Back in April, all 360,000 signatures for the initiative had certification: The measure was officially off to ballot. However, Republicans in the State Senate opted to take control of the language. If popular vote were to pass it into law, the House and Senate would not be able to make any amendments to it without two-thirds in agreement, which would protect citizens from overreaching regulations.
However, if legislature passed it as law, they would have full ability to tweak laws as they please with just a simple majority. Josh Hovey, communications director for the Regulate Marijuana campaign, said this, “Republican lawmakers wanted to have easier access to making changes, which might not have been bipartisan changes that are good for everybody.”
Hovey explained why advocates are happy that Michigan did not legalize cannabis, “Now any changes that are made should have to be far more bipartisan of a solution.” He spoke of nervousness within the campaign that legislature would pass this law and there would be notable restructuring of legalization, such as stripping adults of their right to grow weed at home, for example.
According to Hovey, putting the proposal into legislature was a direct attempt by Republicans to create “more of a monopolized system.” He said of the news, “That is where there is some relief among the campaign, since we had not seen anything in writing that would have been left as written.” However, as it is currently, the initiative is not perfect yet and has some certain drawbacks.

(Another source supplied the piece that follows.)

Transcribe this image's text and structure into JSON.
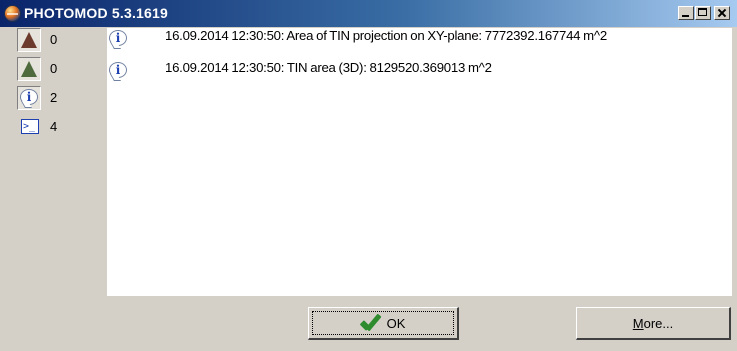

One of these is the lack of a clause that would expunge criminal records for people, mostly those of color, with convictions for non-violent drug crimes, many of whom spent a great deal of time in prison for marijuana-related offenses. “We had very much hoped to include expungement, and had included it in the first draft of our ballot language,” explained Hovey.
Expungement, he says, would be an amendment to pursue with a two-thirds vote once the initiative finally does get approval. “Our hope is that the legislature will address this issue shortly after passing, and we know many members of our coalition will be urging them to do just that.” Drafting amendments seems a more practical solution than taking freedoms from people to enrich a monopolized few.
NORML’s Strekal says that this is exactly why his organization prefers a ballot measure to legislation. “Traditionally, we trust voters to make these decisions more than we trust lawmakers,” he explained. “So, we are looking forward to the voters of Michigan being able to cast their vote, to codify that it is the public will to legalize marijuana for responsible adult use.”